The UNC School of Social Work hosted about 70 directors of doctoral social work programs from across the nation and internationally for this year’s 2016 Group for the Advancement of Doctoral Education in Social Work (GADE) Conference. The event, which was held from March 29 through April 1 at both the Carolina Inn and at the School, annually brings together professionals to promote excellence in doctoral education in social work, especially through networking, information sharing and advocacy.
This year’s conference focused on “Developing the Next Generation of Social Work Scholars,” and included broad group discussions around strategies to improve faculty mentorship of graduate and post-doctoral students as well as hot topics in doctoral education, including the growth of social work science and recommendations to augment doctoral research education —a discussion that was facilitated by Matthew Howard, the School’s Frank A. Daniels Distinguished Professor for Human Services Policy Information.
Breakout group discussions focused on topics such as admission practices, recruitment, financial support, competition for candidates, curriculum, and extracurricular activities. These smaller group sessions gave participants a chance to talk about the administrative issues they often grapple with, said
Sheryl Zimmerman, the School’s Mary Lily Kenan Flagler Bingham Distinguished Professor and associate dean for doctoral education. (Zimmerman and Brenda Vawter, the School’s doctoral program coordinator, helped plan this year’s conference.)
“We were more planful about the breakout groups this year,” said Zimmerman, who also serves as an officer on the GADE Board of Directors. “Our members know ‘what’ our programs aim to do and ‘why’ we’re doing it, but they don’t always know ‘how.’ This year, we’ll use the breakout group dialog to develop some documents so that new program directors don’t have to reinvent the wheel every year. We’ll summarize topics such as issues and practices related to student recruitment and admission, and comprehensive exams, and dissertation products. We aimed to talk about these issues in a broader way than in the past.”
The event also included a plenary presentation and panel discussion about the political attitudes, behaviors and preferences of the Millennial generation (those generally born in the early 1980s through 2002), including students’ understanding of racism and their attitudes about racial progress. Although millennials have expressed a value for diversity and multiculturalism, many have also grown up in homogeneous neighborhoods and think of racism as being “geographically constrained” to the 11 Confederate States, said Candis Watts Smith, a UNC assistant professor of public policy and adjunct professor of African and African American Diaspora Studies, who presented her research on the topic.

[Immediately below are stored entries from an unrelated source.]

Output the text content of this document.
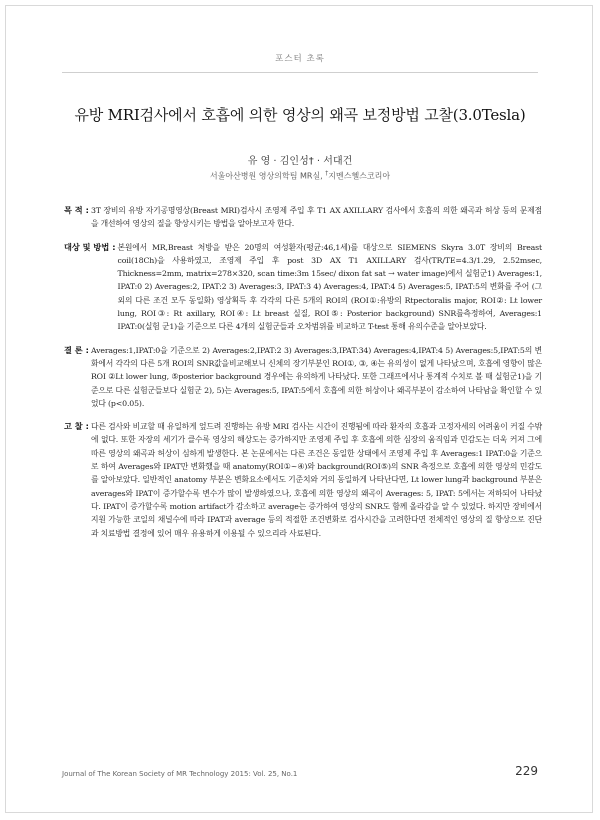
포스터 초록
유방 MRI검사에서 호흡에 의한 영상의 왜곡 보정방법 고찰(3.0Tesla)
유 영 · 김인성† · 서대건
서울아산병원 영상의학팀 MR실, †지멘스헬스코리아
목 적 : 3T 장비의 유방 자기공명영상(Breast MRI)검사시 조영제 주입 후 T1 AX AXILLARY 검사에서 호흡의 의한 왜곡과 허상 등의 문제점을 개선하여 영상의 질을 향상시키는 방법을 알아보고자 한다.
대상 및 방법 : 본원에서 MR,Breast 처방을 받은 20명의 여성환자(평균:46,1세)를 대상으로 SIEMENS Skyra 3.0T 장비의 Breast coil(18Ch)을 사용하였고, 조영제 주입 후 post 3D AX T1 AXILLARY 검사(TR/TE=4.3/1.29, 2.52msec, Thickness=2mm, matrix=278×320, scan time:3m 15sec/ dixon fat sat → water image)에서 실험군1) Averages:1, IPAT:0 2) Averages:2, IPAT:2 3) Averages:3, IPAT:3 4) Averages:4, IPAT:4 5) Averages:5, IPAT:5의 변화를 주어 (그 외의 다른 조건 모두 동일화) 영상획득 후 각각의 다른 5개의 ROI의 (ROI①:유방의 Rtpectoralis major, ROI②: Lt lower lung, ROI③: Rt axillary, ROI④: Lt breast 실질, ROI⑤: Posterior background) SNR를측정하여, Averages:1 IPAT:0(실험 군1)을 기준으로 다른 4개의 실험군들과 오차범위를 비교하고 T-test 통해 유의수준을 알아보았다.
결 론 : Averages:1,IPAT:0을 기준으로 2) Averages:2,IPAT:2 3) Averages:3,IPAT:34) Averages:4,IPAT:4 5) Averages:5,IPAT:5의 변화에서 각각의 다른 5개 ROI의 SNR값을비교해보니 신체의 장기부분인 ROI①, ③, ④는 유의성이 없게 나타났으며, 호흡에 영향이 많은 ROI ②Lt lower lung, ⑤posterior background 경우에는 유의하게 나타났다. 또한 그래프에서나 통계적 수치로 볼 때 실험군1)을 기준으로 다른 실험군들보다 실험군 2), 5)는 Averages:5, IPAT:5에서 호흡에 의한 허상이나 왜곡부분이 감소하여 나타남을 확인할 수 있었다 (p<0.05).
고 찰 : 다른 검사와 비교할 때 유일하게 엎드려 진행하는 유방 MRI 검사는 시간이 진행됨에 따라 환자의 호흡과 고정자세의 어려움이 커질 수밖에 없다. 또한 자장의 세기가 클수록 영상의 해상도는 증가하지만 조영제 주입 후 호흡에 의한 심장의 움직임과 민감도는 더욱 커져 그에 따른 영상의 왜곡과 허상이 심하게 발생한다. 본 논문에서는 다른 조건은 동일한 상태에서 조영제 주입 후 Averages:1 IPAT:0을 기준으로 하여 Averages와 IPAT만 변화했을 때 anatomy(ROI①~④)와 background(ROI⑤)의 SNR 측정으로 호흡에 의한 영상의 민감도를 알아보았다. 일반적인 anatomy 부분은 변화요소에서도 기준치와 거의 동일하게 나타난다면, Lt lower lung과 background 부분은 averages와 IPAT이 증가할수록 변수가 많이 발생하였으나, 호흡에 의한 영상의 왜곡이 Averages: 5, IPAT: 5에서는 저하되어 나타났다. IPAT이 증가할수록 motion artifact가 감소하고 average는 증가하여 영상의 SNR도 함께 올라감을 알 수 있었다. 하지만 장비에서 지원 가능한 코일의 채널수에 따라 IPAT과 average 등의 적절한 조건변화로 검사시간을 고려한다면 전체적인 영상의 질 향상으로 진단과 치료방법 결정에 있어 매우 유용하게 이용될 수 있으리라 사료된다.
Journal of The Korean Society of MR Technology 2015: Vol. 25, No.1	229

“Millennials see racism as a matter of hearts and minds rather than as an institutionalized set of attitudes, opportunities, and chances,” said Smith, who also participated in a panel discussion that explored issues of racial progress at the collegiate level and within doctoral education programs.
Panel members included Sheara Williams Jennings, Ph.D. ’04, an associate professor at the Graduate College of Social Work at the University of Houston and the doctoral program director and interim associate dean of academic affairs.
The GADE conference kicked off this year with an opening reception and dinner at the Carolina Inn and included a Dean’s reception at the Ackland Art Museum, where music was provided by Dean Jack Richman, Clinical Associate Professor Kirsten Kainz, her husband Jim; and Philip Sloane with the UNC Department of Family Medicine. Ph.D. student Laurie Graham joined in the vocals, as did other faculty.